The Association of U S West Retirees



Judge wrong to usurp jury's role
By Anthony Accetta
Denver Post
Sunday, April 1, 2007

Hamstrung.  That's the only word for it.

Apparently Judge Edward Nottingham wanted former Qwest chief executive Joe Nacchio to transfer $90 million to his wife a little faster.  Nottingham reportedly said that doing it nine or 10 months after Nacchio's alleged illegal insider trading in 2001 was insufficiently "proximate" for the jury to consider whether the transfer was made to protect assets that could be forfeited in the event of an insider-trading conviction.

So the jury will never know what was done.  The government will not be allowed to even try to prove possible criminal intent behind the act.  The jury will never get a chance to decide the intent behind the act.

When, exactly, would the transfer have had to be made in order to put it before the jury?  The same day?  The next day?  The next week after doing insider trades?  What does the timing have to do with it?

It is entirely possible that Nacchio didn't think he would get caught, so he was in no hurry.  It is entirely possible he didn't think that corporate executives would come forward to testify against him, so he was in no hurry.

It is also entirely possible there is a completely innocent explanation, such as estate planning or repayment of a debt.  Excluding the testimony in its entirety deprives the government of any opportunity to prove that Nacchio simply didn't act until he had something to be afraid of.

Was that the case with this $90 million stash?  That would be for the jury to decide.  Was the timing consistent with guilt or some other reason?  That should be for the jury to decide.

The judge has, in effect, decided that no jury could fairly find that the transfer is evidence of a guilty mind.  The judge has made a finding of fact as to what the defendant might have thought.  He has decided that the act of transfer was too far away from the acts of alleged illegal insider trading -- which themselves took place over a period of time -- to be relevant as to whether insider trading actually occurred.  Respectfully, that should be up to the jury.

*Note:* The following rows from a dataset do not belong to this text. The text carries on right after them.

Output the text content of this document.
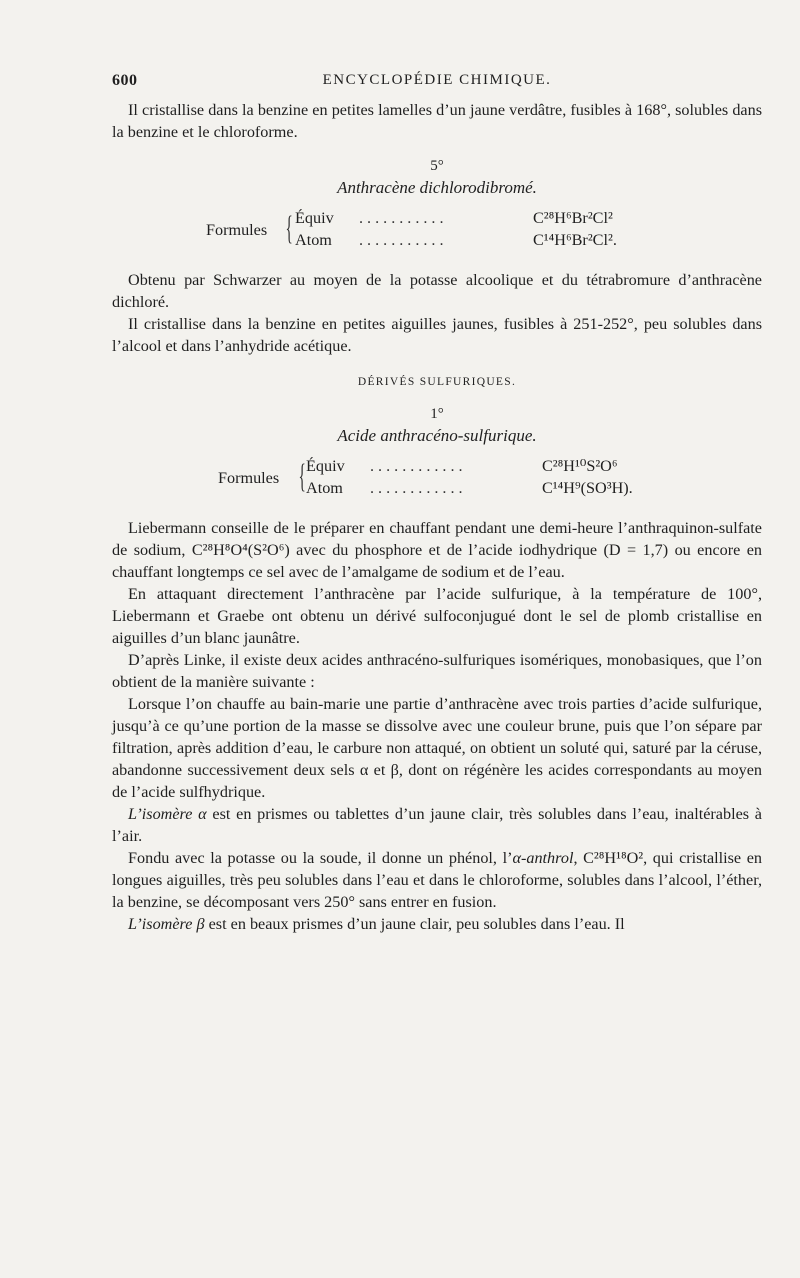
600	ENCYCLOPÉDIE CHIMIQUE.

Il cristallise dans la benzine en petites lamelles d’un jaune verdâtre, fusibles à 168°, solubles dans la benzine et le chloroforme.

5°
Anthracène dichlorodibromé.
Formules { Équiv ...........	C²⁸H⁶Br²Cl²
Atom ...........	C¹⁴H⁶Br²Cl².

Obtenu par Schwarzer au moyen de la potasse alcoolique et du tétrabromure d’anthracène dichloré.

Il cristallise dans la benzine en petites aiguilles jaunes, fusibles à 251-252°, peu solubles dans l’alcool et dans l’anhydride acétique.

DÉRIVÉS SULFURIQUES.
1°
Acide anthracéno-sulfurique.
Formules { Équiv ............	C²⁸H¹⁰S²O⁶
Atom ............	C¹⁴H⁹(SO³H).

Liebermann conseille de le préparer en chauffant pendant une demi-heure l’anthraquinon-sulfate de sodium, C²⁸H⁸O⁴(S²O⁶) avec du phosphore et de l’acide iodhydrique (D = 1,7) ou encore en chauffant longtemps ce sel avec de l’amalgame de sodium et de l’eau.

En attaquant directement l’anthracène par l’acide sulfurique, à la température de 100°, Liebermann et Graebe ont obtenu un dérivé sulfoconjugué dont le sel de plomb cristallise en aiguilles d’un blanc jaunâtre.

D’après Linke, il existe deux acides anthracéno-sulfuriques isomériques, monobasiques, que l’on obtient de la manière suivante :

Lorsque l’on chauffe au bain-marie une partie d’anthracène avec trois parties d’acide sulfurique, jusqu’à ce qu’une portion de la masse se dissolve avec une couleur brune, puis que l’on sépare par filtration, après addition d’eau, le carbure non attaqué, on obtient un soluté qui, saturé par la céruse, abandonne successivement deux sels α et β, dont on régénère les acides correspondants au moyen de l’acide sulfhydrique.

L’isomère α est en prismes ou tablettes d’un jaune clair, très solubles dans l’eau, inaltérables à l’air.

Fondu avec la potasse ou la soude, il donne un phénol, l’α-anthrol, C²⁸H¹⁸O², qui cristallise en longues aiguilles, très peu solubles dans l’eau et dans le chloroforme, solubles dans l’alcool, l’éther, la benzine, se décomposant vers 250° sans entrer en fusion.

L’isomère β est en beaux prismes d’un jaune clair, peu solubles dans l’eau. Il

So far this logic would also preclude evidence of Qwest's restatements of $2.5 billion, including $1.5 billion of "onetime deals" that have been the focus of intense testimony from both sides.

In fact, the behavior that led to the restatements is at the heart and soul of the charges against Nacchio.  So far the court has excluded evidence of restatements, presumably on the theory that the restatements were not proximate in time to the alleged insider trading and thus somehow not relevant.

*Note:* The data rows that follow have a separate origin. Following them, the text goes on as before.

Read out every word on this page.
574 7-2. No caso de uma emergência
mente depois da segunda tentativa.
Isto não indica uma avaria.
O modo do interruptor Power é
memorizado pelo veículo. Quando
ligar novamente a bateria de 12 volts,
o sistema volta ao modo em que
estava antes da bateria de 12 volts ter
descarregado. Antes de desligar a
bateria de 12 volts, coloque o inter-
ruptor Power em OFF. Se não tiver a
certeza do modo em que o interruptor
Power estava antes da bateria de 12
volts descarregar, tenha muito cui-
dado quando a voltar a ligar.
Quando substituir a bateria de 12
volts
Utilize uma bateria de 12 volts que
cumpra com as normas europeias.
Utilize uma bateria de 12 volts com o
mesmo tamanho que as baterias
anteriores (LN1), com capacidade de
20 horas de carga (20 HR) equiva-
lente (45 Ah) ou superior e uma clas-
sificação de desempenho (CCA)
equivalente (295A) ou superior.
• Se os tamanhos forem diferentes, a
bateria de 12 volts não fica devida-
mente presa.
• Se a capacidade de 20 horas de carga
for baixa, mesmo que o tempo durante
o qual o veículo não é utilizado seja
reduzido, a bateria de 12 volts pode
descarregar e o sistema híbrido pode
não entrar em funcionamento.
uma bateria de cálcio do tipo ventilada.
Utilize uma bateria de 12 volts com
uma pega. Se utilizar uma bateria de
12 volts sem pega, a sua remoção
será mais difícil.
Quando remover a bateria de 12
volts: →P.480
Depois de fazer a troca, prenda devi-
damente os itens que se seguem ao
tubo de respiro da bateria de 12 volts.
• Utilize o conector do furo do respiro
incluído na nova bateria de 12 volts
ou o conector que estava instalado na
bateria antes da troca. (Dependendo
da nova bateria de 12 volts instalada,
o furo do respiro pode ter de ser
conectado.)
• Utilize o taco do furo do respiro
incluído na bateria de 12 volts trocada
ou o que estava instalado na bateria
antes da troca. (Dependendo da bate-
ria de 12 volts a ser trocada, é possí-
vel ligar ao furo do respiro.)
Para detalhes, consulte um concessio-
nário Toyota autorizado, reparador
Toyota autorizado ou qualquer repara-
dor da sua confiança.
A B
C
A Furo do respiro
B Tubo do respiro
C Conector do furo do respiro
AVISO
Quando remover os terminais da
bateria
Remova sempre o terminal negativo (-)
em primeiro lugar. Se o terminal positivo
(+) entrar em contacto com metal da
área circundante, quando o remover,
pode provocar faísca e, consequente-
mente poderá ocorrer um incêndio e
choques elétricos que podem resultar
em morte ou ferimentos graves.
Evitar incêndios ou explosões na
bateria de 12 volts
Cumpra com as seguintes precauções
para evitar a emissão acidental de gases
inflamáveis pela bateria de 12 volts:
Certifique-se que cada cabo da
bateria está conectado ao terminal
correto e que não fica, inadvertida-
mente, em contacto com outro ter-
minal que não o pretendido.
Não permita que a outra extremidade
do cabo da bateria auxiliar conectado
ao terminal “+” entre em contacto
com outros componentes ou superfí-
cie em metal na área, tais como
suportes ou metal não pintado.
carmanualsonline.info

The government alleges that Nacchio believed that Qwest stock would tank if the public knew what he knew about insiders' views of Qwest's financial condition.  The subsequent tanking of the stock and the need to restate Qwest's financial condition -- for the same period as the period in which he is alleged to have engaged in illegal insider trading -- is a part of the alleged crime itself.  It is not some remote, unrelated event.  It is the result of the very facts Nacchio is alleged to have known and to have acted upon.  Of course the restatements came later.  That is the whole point.  He acted before anyone else could.  While the stock price was high.  Before it could crash.

The restatements could very well be evidence of the results of the crime itself.  They could be something entirely different, as well.  Maybe they had nothing to do with the information that he is alleged to have traded on.  That is for the government to prove and the defense to rebut.  But it is something that should be before the jury.  Let the jury decide.

Anthony Accetta is a former assistant U.S. attorney in New York and former first assistant attorney general and special prosecutor in Colorado.  He heads the Denver-based Accetta Group, which conducts private financial due diligence and investigations.